American painter (1887–1980)

Queena Stovall (December 20, 1887 – June 27, 1980) was an American folk artist. Sometimes called "The Grandma Moses of Virginia", she is famous for depicting everyday events in the lives of both white and black families in rural settings.

==Early life==

Born Emma Serena Dillard in Amherst County, Virginia, she received the nickname “Queena” from her grandmother because of the way young children would pronounce "Serena". She married Jonathan Breckenridge Stovall, a traveling salesman, in 1908 and the pair had nine children. The family lived in Lynchburg, Virginia during the fall and winter and on a farm near Elon, Virginia during the spring and summer.

== Career ==
After her brother persuaded her to take an art class at nearby Randolph-Macon Woman’s College in Lynchburg, Stovall began painting at age sixty-two. Her instructor there was Spanish artist Pierre Daura, who encouraged her to stop taking classes and develop her own unique style.

Stovall's career spanned less than two decades, and she produced forty-nine paintings. Her art depicted scenes of ordinary rural life such as crop harvests, animal butchering, funerals, jarring for the winter, baptisms, cooking, and livestock and estate auctions. Stovall combined bright colors with attentive details, and would use figures out of magazines and advertisements to understand the composition needed for her paintings. Her first solo exhibition was at the Lynchburg Art Center in 1956. Stovall continued to paint until her health started to decline in the late 1960s.

==Legacy==
Stovall's work is currently found in family collections, Virginia-area museums such as the Virginia Museum of Fine Arts, and other museums such as the Fenimore Art Museum in Cooperstown, New York. The Daura Gallery at the University of Lynchburg holds the largest public collection of Stovall’s work.

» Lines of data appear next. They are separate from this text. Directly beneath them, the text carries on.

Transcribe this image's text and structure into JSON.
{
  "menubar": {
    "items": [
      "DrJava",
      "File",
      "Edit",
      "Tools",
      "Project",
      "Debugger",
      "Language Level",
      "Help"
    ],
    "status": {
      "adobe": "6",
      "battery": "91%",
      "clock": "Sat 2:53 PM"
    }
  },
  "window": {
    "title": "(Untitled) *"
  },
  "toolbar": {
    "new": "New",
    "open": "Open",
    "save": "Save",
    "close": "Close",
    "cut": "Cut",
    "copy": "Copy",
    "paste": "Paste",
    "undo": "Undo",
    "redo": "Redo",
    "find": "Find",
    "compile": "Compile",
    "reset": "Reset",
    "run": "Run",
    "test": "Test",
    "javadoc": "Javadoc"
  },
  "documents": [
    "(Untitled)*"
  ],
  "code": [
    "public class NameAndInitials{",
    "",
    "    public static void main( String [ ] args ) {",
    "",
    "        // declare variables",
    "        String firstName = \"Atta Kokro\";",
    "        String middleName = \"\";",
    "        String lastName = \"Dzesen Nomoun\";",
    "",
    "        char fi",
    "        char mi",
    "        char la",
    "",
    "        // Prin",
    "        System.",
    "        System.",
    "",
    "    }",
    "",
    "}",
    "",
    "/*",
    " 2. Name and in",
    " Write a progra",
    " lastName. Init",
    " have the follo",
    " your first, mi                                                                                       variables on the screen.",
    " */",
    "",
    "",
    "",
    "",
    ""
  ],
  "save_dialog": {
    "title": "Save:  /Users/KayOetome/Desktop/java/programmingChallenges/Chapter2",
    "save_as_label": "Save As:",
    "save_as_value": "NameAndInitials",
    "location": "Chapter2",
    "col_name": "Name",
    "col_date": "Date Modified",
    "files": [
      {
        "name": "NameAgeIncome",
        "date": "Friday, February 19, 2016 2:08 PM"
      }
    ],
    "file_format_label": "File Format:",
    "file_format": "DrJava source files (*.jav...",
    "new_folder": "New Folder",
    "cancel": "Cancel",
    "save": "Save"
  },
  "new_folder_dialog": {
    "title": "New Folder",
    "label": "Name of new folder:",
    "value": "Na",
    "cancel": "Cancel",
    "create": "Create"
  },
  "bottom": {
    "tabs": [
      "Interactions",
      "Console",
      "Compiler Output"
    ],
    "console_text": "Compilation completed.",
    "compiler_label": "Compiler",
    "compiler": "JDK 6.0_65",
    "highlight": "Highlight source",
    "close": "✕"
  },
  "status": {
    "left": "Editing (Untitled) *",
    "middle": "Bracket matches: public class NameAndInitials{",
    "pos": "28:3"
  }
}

=== Exhibitions and features ===

- An exhibition, Queena Stovall, Artist of the Blue Ridge Piedmont, was mounted in 1974–1975 and traveled to Lynchburg College, in Lynchburg, Virginia, October 6–25, 1974; to the Abby Aldrich Rockefeller Folk Art Museum, Williamsburg, Virginia, January–March, 1975; and to the New York State Historical Association, Cooperstown, New York, April–September, 1975.
- Stovall's paintings were shown at the 1982 World's Fair in Knoxville, Tennessee.
- Stovall's paintings were shown in 1988 at the United States Embassy in Paris, France.
- Stovall's paintings were featured in the 1994 exhibition Grandma Moses' Southern Sisters: Queena Stovall and Clementine Hunter at the Theatre Art Galleries in High Point, North Carolina.
- A major exhibition of Stovall's work, featuring 44 of her 49 paintings and titled Inside Looking Out, The Art of Queena Stovall, was mounted by curators at the Daura Gallery in 2018 and traveled to the Virginia Historical Society in Richmond, Virginia.
- Stovall was featured in the 2019 exhibit Memory Painting: Harriet French Turner and Queena Stovall at the Taubman Museum of Art.

=== Other media ===

- The 1983 film Queena Stovall: Life's Narrow Space was produced by Jack Ofield.
- Stovall's work was featured the book The Art of Queena Stovall: Images of Country Life by Claudine Weatherford in 1986
- In conjunction with the exhibit Inside Looking Out, the Art of Queena Stovall, Daura Gallery curators compiled a book with the same title.

=== Cultural ===

- In 2010, Stovall was posthumously honored as one of the Library of Virginia's "Virginia Women in History" for her contributions to folk art.
- In 2017, the Virginia Department of Historic Resources approved a historic marker in her honor, to be erected near the farm where she spent 35 years of her life, the Wigwam. It was erected in March, 2018.